Re: Defining the meaning of headers associated with a request body

On 19.01.2012 07:57, Zhong Yu wrote:
> The categorization of headers is indeed very confusing; here's my 
> take
> (not an expert)
>
> Content-Length/Transfer-Encoding
>     request and response
>
> Content-Range
>     request and response
>
>     However, HTTP/1.1 only really described it for responses to GET 
> requests.
>     its meaning in other contexts is unclear.
>
> Content-Encoding
>     request and response
>
>     However, there's no official way for client to know what encoding 
> is
>     acceptable by server; a request with Content-Encoding is risky.
>
> Content-Type
>     request and response
>
> ETag
>     response only.
>     (It applies to the representation/entity, not the response)
>

This may make sense opening to PUT requests. Since PUT is based 
semantically around some resource at either client or server end.
POST would seem to have less use since its entity is more ephemeral.

We get a re-occuring question of how to cache POST bodies.

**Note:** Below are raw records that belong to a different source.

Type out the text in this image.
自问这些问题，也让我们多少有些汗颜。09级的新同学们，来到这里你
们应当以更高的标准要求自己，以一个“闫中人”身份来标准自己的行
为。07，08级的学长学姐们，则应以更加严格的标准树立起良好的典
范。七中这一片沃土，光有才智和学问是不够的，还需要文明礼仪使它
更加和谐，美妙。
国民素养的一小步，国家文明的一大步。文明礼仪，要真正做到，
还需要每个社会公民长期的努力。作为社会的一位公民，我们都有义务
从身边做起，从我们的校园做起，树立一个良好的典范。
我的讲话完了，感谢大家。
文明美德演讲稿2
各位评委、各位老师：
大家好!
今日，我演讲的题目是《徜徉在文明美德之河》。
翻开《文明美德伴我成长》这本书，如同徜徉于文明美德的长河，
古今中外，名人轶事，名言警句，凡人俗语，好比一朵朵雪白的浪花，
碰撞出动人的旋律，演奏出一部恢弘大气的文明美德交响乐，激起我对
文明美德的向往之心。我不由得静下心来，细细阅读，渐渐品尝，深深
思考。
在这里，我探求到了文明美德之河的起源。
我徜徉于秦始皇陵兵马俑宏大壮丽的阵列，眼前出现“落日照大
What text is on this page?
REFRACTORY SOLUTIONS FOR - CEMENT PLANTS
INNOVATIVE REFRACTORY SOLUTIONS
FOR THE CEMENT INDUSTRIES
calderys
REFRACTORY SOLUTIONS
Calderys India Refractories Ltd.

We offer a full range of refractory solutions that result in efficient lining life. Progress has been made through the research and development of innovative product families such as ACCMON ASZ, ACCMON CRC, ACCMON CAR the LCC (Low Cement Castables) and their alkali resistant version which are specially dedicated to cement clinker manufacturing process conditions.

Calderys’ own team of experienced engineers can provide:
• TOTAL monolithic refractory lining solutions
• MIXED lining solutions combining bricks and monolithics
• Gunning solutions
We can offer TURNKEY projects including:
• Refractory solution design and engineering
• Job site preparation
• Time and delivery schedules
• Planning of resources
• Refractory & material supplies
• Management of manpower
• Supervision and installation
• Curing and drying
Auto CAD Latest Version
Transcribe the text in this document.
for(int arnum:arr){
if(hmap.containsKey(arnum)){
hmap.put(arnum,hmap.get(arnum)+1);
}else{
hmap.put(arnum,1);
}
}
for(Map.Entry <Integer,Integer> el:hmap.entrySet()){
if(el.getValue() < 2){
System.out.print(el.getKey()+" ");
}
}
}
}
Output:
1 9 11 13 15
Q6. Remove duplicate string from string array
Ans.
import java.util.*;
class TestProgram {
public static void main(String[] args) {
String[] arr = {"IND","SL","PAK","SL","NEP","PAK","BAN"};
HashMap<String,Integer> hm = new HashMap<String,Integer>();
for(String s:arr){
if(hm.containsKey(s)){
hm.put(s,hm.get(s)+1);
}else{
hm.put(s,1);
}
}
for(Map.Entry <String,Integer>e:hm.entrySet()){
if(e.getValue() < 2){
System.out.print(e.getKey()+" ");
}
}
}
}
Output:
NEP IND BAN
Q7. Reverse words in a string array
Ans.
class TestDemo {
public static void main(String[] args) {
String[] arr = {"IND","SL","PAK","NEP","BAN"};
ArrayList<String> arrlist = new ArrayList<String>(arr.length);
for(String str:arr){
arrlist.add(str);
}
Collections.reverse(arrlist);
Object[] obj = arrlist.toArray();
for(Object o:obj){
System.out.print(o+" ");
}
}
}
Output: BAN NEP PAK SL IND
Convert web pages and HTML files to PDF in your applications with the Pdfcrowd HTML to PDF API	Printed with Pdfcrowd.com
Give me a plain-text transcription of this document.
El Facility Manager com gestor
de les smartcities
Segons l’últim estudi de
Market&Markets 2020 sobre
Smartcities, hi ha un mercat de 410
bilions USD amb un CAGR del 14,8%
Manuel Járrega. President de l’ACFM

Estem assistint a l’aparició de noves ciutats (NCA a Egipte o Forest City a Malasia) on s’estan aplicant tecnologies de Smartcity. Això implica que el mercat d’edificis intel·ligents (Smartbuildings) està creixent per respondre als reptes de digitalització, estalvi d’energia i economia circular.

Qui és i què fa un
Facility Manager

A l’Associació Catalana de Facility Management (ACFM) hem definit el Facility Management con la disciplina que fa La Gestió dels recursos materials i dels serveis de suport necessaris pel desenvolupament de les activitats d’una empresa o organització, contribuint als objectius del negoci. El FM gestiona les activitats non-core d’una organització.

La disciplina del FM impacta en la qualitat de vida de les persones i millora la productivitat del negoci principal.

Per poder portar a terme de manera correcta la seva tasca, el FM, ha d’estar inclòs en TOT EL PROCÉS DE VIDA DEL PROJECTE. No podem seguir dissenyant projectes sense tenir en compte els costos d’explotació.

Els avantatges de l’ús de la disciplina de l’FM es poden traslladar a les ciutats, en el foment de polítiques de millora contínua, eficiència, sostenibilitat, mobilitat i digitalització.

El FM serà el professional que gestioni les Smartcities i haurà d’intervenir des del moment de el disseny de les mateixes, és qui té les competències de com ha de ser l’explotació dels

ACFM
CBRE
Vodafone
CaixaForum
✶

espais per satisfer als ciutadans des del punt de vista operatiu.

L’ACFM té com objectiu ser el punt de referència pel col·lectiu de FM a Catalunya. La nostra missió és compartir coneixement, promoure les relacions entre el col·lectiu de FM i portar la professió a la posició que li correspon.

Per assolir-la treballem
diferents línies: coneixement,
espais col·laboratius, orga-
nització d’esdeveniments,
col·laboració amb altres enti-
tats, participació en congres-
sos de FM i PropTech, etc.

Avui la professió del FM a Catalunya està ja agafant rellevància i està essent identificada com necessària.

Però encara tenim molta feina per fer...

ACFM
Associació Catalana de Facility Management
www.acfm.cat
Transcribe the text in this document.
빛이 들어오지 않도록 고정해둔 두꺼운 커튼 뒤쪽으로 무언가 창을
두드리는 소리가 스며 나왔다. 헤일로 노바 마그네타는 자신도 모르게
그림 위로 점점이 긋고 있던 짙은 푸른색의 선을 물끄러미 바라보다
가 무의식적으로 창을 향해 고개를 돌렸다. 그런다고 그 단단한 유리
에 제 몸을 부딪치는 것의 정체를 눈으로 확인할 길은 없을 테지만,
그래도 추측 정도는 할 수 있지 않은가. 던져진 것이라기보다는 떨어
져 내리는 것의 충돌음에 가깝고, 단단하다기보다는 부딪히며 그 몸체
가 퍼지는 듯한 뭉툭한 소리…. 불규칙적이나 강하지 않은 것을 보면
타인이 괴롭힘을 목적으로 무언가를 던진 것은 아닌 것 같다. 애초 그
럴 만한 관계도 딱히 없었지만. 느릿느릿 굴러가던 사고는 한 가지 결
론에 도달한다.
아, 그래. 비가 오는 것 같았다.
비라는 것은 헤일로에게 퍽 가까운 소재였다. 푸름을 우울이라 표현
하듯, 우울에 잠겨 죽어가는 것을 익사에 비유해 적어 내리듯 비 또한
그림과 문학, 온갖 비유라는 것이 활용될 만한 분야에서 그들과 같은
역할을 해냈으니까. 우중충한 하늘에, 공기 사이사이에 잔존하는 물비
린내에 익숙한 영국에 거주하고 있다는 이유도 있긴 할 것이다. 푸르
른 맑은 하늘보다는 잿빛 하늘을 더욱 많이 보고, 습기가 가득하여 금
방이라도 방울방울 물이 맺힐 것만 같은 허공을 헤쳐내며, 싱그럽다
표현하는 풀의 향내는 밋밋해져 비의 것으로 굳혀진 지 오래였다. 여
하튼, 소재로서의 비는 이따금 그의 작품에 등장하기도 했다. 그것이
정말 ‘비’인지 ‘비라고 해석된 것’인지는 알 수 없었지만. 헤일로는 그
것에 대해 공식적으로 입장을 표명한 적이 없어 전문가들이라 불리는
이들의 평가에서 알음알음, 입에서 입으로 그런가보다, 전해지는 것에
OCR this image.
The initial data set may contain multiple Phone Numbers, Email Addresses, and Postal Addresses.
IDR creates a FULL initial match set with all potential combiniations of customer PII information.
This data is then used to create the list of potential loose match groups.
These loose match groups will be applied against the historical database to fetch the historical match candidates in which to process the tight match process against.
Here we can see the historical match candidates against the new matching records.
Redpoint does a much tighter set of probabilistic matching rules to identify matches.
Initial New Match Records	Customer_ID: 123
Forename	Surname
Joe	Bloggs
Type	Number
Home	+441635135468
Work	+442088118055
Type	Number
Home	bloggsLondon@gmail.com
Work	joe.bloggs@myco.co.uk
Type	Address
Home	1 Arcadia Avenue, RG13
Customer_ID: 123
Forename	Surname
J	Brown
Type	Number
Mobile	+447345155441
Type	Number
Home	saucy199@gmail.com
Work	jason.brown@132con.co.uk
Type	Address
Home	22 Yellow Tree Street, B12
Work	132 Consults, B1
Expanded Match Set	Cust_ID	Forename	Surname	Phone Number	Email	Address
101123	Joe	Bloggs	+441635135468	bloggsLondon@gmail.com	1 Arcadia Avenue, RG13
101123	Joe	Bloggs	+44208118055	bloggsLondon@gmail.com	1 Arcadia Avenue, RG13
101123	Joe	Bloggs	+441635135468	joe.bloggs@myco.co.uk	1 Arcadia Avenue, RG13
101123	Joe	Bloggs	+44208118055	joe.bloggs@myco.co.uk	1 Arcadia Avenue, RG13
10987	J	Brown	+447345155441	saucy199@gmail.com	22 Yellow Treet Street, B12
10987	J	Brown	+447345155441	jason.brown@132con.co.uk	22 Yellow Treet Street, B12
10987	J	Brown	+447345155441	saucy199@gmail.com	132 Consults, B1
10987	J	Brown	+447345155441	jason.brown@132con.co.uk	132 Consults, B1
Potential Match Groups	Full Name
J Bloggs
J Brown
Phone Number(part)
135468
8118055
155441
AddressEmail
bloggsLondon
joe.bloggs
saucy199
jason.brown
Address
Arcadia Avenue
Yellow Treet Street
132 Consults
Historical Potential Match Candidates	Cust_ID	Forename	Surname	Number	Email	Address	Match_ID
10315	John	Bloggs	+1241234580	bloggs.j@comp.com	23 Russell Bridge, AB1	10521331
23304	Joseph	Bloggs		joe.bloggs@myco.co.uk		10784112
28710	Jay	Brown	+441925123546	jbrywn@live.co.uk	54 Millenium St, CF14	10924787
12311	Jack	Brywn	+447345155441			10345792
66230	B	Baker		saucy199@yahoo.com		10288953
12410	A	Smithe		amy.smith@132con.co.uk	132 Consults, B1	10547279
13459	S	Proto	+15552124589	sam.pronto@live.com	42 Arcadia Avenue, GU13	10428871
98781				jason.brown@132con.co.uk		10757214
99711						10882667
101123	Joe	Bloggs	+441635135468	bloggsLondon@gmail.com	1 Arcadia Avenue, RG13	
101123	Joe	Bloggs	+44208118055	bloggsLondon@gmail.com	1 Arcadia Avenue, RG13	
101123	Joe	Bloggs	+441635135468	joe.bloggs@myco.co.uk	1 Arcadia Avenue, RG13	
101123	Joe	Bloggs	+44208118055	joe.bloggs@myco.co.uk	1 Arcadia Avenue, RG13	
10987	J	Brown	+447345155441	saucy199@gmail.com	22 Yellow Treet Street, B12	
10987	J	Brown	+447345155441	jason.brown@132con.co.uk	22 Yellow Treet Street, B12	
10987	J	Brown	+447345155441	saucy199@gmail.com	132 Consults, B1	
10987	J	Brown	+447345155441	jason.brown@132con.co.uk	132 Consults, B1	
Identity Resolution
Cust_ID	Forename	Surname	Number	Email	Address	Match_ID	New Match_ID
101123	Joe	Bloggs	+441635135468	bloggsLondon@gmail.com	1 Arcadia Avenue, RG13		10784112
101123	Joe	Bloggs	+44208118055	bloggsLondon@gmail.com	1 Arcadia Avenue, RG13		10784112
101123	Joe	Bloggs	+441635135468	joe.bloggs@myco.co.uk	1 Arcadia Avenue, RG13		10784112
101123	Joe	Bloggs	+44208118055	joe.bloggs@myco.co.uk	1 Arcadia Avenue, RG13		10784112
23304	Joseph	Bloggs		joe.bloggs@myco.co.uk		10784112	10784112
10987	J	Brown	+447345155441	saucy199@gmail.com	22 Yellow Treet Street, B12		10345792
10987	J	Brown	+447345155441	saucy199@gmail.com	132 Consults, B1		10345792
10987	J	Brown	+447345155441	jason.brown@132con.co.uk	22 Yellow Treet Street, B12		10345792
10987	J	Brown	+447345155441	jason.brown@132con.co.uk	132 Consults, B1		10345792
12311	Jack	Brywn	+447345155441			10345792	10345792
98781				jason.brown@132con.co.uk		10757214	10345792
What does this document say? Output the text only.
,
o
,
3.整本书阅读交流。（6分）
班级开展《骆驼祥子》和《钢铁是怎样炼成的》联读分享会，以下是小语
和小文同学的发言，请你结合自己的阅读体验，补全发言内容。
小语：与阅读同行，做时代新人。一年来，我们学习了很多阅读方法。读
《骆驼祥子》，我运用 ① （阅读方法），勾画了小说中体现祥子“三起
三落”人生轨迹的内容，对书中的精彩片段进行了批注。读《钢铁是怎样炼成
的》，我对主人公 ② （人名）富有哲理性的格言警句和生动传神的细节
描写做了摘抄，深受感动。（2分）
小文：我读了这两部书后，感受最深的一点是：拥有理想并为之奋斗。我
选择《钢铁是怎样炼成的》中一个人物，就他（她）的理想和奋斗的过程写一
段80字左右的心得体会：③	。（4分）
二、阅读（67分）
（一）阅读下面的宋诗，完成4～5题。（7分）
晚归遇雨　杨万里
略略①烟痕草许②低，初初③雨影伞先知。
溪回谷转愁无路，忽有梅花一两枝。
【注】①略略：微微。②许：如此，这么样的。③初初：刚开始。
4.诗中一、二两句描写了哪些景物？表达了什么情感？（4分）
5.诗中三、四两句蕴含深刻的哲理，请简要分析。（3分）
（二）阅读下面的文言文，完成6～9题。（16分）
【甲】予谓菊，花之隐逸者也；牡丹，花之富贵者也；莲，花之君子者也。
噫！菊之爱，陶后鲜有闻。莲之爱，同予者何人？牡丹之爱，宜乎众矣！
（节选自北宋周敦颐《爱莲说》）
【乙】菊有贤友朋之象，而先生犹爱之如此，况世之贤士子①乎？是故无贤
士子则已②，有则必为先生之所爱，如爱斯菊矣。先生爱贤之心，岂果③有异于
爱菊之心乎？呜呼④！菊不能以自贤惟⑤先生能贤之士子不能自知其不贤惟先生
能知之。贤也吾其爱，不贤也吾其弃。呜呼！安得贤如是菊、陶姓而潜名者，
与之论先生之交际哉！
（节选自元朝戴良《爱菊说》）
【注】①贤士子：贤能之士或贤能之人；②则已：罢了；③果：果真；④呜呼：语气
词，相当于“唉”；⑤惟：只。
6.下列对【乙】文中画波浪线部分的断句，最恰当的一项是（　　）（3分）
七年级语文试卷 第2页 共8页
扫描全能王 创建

With PUT having ETag and Content-Location middleware could use the 2xx 
response as an indicator that the PUT entity is at Content-Location and 
can work on caching Location+Etag without needing some future backend 
200 response to fetch it first (re-validate would still be needed to get 
the expiry info, but that is small 304).


> Expires
>     response only;
>     and it applies to the response! not the representation/entity.
>
> Last-Modified
>     response only;
>     applies to the representation/entity
>
> Content_Location
>     request and response
>     However, it doesn't seem to be very useful in requests
>
> Content_Language
>     request and response
>     However, usage of Content-Language in requests is not elaborated.
>

Applies to the representation. So is of some small use where there is 
language-specific entity data for at least PUT, POST and WebDAV editing 
extension methods.

>
> So basically, only headers that are appropriate in requests are
> Content-Length/Transfer-Encoding, Content-Type.